In June 1870, a rumor in Tianjin claimed that a French church was harming Chinese orphans, leading to riots. Crowds attacked churches, tearing flags, capturing ten nuns, assaulting them, and committing murders and arson across six Christian establishments, including foreign missions. Over thirty Chinese converts, two priests, two French consulate staff, two French citizens, three Russians, and others were killed in three hours.

On June 24, foreign powers—France, Britain, the US, Germany, and Italy—assembled warships near Tianjin, and seven nations’ envoys issued an ultimatum demanding punishment and reparations.

Cixi sent Zeng Guofan to handle the “Tianjin Massacre” crisis. Understanding the gravity and the presence of pro-foreign conservative forces, Zeng went despite illness, aware of the risks, and left instructions in his will.

Upon arrival, Zeng personally investigated the churches, examining cellars and confirming the rumors were false: the churches were not abducting children, seducing women, or committing murders. The riots were caused by ignorant citizens misled by false rumors.

To satisfy foreign demands, Zeng apprehended over 80 perpetrators. Before Mid-Autumn Festival, he recommended execution for seven to eight ringleaders and punishment for 20 others. Cixi deemed this too lenient, instructing Zeng to act more decisively. He negotiated with France, executing 18 ringleaders (later reduced to 16 by Li Hongzhang), suspending four, exiling 25, removing the Tianjin governor and county magistrate, paying 500,000 taels of silver in reparations, and sending imperial physicians to France to apologize.

Zeng handled the crisis impartially, safeguarding the city from foreign military threat and preventing an early “Eight-Nation Alliance” intervention. Nevertheless, he was attacked by xenophobic conservatives, branded a traitor, and his reputation suffered, with the Hunan hometown association destroying his official plaques. The injustice harmed his health, and he died in March 1872 in Nanjing while serving as Governor-General of Liangjiang.

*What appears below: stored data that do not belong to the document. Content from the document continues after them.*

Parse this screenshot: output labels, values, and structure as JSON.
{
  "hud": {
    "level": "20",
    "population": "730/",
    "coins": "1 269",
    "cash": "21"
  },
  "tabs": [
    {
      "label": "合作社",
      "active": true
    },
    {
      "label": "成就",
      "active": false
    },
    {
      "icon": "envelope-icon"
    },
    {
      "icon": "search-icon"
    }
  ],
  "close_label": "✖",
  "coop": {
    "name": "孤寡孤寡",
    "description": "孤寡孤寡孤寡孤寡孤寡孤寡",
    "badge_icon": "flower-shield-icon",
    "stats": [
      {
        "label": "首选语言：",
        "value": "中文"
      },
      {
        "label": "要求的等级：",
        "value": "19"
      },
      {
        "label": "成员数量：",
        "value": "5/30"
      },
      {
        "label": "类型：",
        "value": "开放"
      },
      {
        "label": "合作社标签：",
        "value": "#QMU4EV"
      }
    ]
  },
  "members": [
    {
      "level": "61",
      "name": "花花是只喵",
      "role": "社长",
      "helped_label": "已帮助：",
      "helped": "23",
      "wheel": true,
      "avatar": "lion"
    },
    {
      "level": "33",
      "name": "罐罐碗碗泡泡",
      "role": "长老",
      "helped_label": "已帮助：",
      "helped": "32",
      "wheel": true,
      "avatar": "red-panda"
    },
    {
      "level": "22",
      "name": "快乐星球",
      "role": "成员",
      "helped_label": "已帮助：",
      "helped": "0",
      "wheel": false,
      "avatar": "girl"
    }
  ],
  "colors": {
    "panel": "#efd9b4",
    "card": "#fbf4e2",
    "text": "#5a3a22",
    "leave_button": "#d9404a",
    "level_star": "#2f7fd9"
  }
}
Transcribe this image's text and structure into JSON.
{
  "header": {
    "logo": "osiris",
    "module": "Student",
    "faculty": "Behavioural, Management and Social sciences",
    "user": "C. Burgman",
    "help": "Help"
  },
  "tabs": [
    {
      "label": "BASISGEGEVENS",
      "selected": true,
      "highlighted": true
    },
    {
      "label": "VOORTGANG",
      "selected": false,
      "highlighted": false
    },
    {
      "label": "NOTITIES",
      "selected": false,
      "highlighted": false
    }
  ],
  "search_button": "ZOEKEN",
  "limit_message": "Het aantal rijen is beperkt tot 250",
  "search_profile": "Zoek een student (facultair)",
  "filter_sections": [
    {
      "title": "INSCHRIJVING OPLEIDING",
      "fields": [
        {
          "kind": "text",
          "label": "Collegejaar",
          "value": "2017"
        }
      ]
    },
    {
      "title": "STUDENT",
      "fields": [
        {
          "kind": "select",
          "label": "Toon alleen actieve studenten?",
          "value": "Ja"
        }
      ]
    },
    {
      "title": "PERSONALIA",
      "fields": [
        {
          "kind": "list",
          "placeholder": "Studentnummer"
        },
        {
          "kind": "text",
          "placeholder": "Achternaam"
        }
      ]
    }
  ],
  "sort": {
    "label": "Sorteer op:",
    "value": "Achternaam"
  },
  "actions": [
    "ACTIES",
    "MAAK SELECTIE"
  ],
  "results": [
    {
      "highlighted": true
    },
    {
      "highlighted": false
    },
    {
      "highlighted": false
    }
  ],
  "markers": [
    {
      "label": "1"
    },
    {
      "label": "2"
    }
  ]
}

Zeng Guofan, a prominent statesman of late Qing, emphasized self-improvement, governance, and meritocratic talent selection. He advocated putting people before resources, learning from both foreign knowledge and techniques, and understood that political success relies on winning the hearts of the people. He stated: “Poverty of the nation is not the main concern; if the people and army are disorganized, that is the greatest danger.” Governance should “appoint capable and virtuous officials, promote integrity, rule with ritual and benevolence, oppose tyranny and harassment of the people.” For fiscal and economic affairs, he stressed careful management, gradual reforms, prioritizing agriculture, and ensuring prosperous harvests.

Zeng also promoted modernization. In 1861, he established the Anqing Armory, and in 1865 supported Li Hongzhang in purchasing a Western-style iron factory in Shanghai. By 1867, he helped expand the Jiangnan Arsenal, relocating it to Nanchang. In 1868, he inspected Jiangnan Arsenal and its first steamship, later visiting Cixi and the Tongzhi Emperor in Beijing.

He advocated sending students abroad and, in 1872, proposed establishing a “Chinese Students’ Office” in the US, recommending Chen Lanbin and Yung Wing as administrators. In Shanghai, he set up a bureau to select young students for study abroad.

In philosophy, Zeng integrated Cheng-Zhu Neo-Confucianism and Lu-Wang Mind School, adopting their strengths, avoiding weaknesses, and formulating a “Qi study” approach, viewing all things as arising from qi. In personal cultivation, he leaned toward Wang Yangming’s Mind School, emphasizing sincere self-cultivation.

His theory of Qi: “The sage receives qi that is pure and thick, while ordinary people’s qi is turbid and thin. The Great Harmony qi circulates endlessly; initially, all things receive the same qi. Differences arise because humans receive complete qi, while things receive partial qi, giving humans intellect and things only their nature.”

Since the Song and Ming dynasties, Neo-Confucianism, Mind School, and Qi study sought to elevate Confucianism metaphysically, competing with Buddhism and Daoism, integrating elements from Buddhist Mind School, and forming a Confucian-dominated synthesis of the three teachings. Differences among these schools were primarily in terminology or approach. However, none provided a deity for popular veneration; Confucianism remained largely philosophical, not widely practiced among the common people.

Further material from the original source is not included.